C’è una cifra che pesa come un macigno sulle piccole e medie imprese italiane: tre miliardi di euro di danni in un anno. Il conto, certificato da un’indagine di Facile.it e mUp Research, è la fotografia plastica di un Paese che continua a essere colpito da calamità naturali sempre più frequenti e violente. Eppure, fino a oggi, solo il 6,2% delle micro e piccole imprese ha scelto di tutelarsi con una polizza assicurativa specifica. Il resto è affidato alla fortuna o, più spesso, alle casse pubbliche.
Dal 31 marzo, però, le regole cambiano: diventa obbligatoria la sottoscrizione di una polizza contro le calamità naturali per tutte le imprese con sede legale in Italia (escluse le agricole). Una misura necessaria, imposta dalla realtà prima ancora che dalla politica. Secondo i dati dell’indagine, sono oltre 278.000 le imprese che solo nell’ultimo anno hanno subito perdite economiche a causa di eventi estremi: alluvioni, frane, esondazioni, terremoti. Una lista che negli ultimi anni è diventata cronaca quotidiana, da nord a sud.
Polizze obbligatorie: una tutela o un nuovo costo?
La scelta del governo di rendere obbligatoria l’assicurazione Cat Nat ha un impatto immediato sui bilanci aziendali. I costi variano in base alla città e al tipo di attività. Per un ristorante con immobili e attrezzature per 400.000 euro, il premio annuale è di 343 euro a Milano, 401 a Roma e 469 a Palermo. Per un’autofficina si sale fino a 551 euro nel capoluogo siciliano, mentre un hotel di medie dimensioni dovrà mettere a budget almeno 703 euro a Milano, 720 a Roma e oltre 1.000 euro a Palermo.
Sono cifre che alcune imprese possono assorbire senza troppi problemi, ma per le realtà più piccole—quelle che costituiscono oltre il 90% delle aziende italiane—rappresentano un ulteriore fardello.
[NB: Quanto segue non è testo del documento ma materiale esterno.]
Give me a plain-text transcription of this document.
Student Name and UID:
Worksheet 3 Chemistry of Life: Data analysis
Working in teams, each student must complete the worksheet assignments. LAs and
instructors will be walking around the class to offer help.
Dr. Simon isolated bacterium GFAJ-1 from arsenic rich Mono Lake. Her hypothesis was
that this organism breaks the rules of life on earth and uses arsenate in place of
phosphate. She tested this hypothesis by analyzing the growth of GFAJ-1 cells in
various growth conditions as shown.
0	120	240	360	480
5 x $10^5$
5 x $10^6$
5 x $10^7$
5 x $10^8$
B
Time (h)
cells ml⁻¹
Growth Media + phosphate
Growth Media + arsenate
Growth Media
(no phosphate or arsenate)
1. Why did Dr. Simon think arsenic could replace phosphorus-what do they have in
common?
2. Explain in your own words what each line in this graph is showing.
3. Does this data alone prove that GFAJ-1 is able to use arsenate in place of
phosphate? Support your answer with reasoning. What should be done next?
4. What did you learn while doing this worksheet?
D’altra parte, il rischio è evidente: chi resta senza copertura si espone a perdite potenzialmente devastanti, con danni che potrebbero superare di gran lunga il costo di una polizza annuale.
Il cambiamento climatico non è un’ipotesi, è già qui
Le cifre raccontano una verità che la politica continua a trattare come un’emergenza episodica invece che come un cambiamento strutturale. In un solo anno, tre miliardi di danni alle imprese significano filiere bloccate, posti di lavoro a rischio, investimenti cancellati. Il problema non è più solo ambientale: è economico, sociale, produttivo.
L’industria assicurativa lo ha capito da tempo: il rischio climatico è già un costo concreto. Ma la risposta non può essere solo quella di scaricare il problema sulle imprese. Perché ogni euro perso in alluvioni e frane è un pezzo di economia che si sfalda. E se la politica continuerà a rincorrere le emergenze invece di prevenirle, il conto sarà sempre più salato.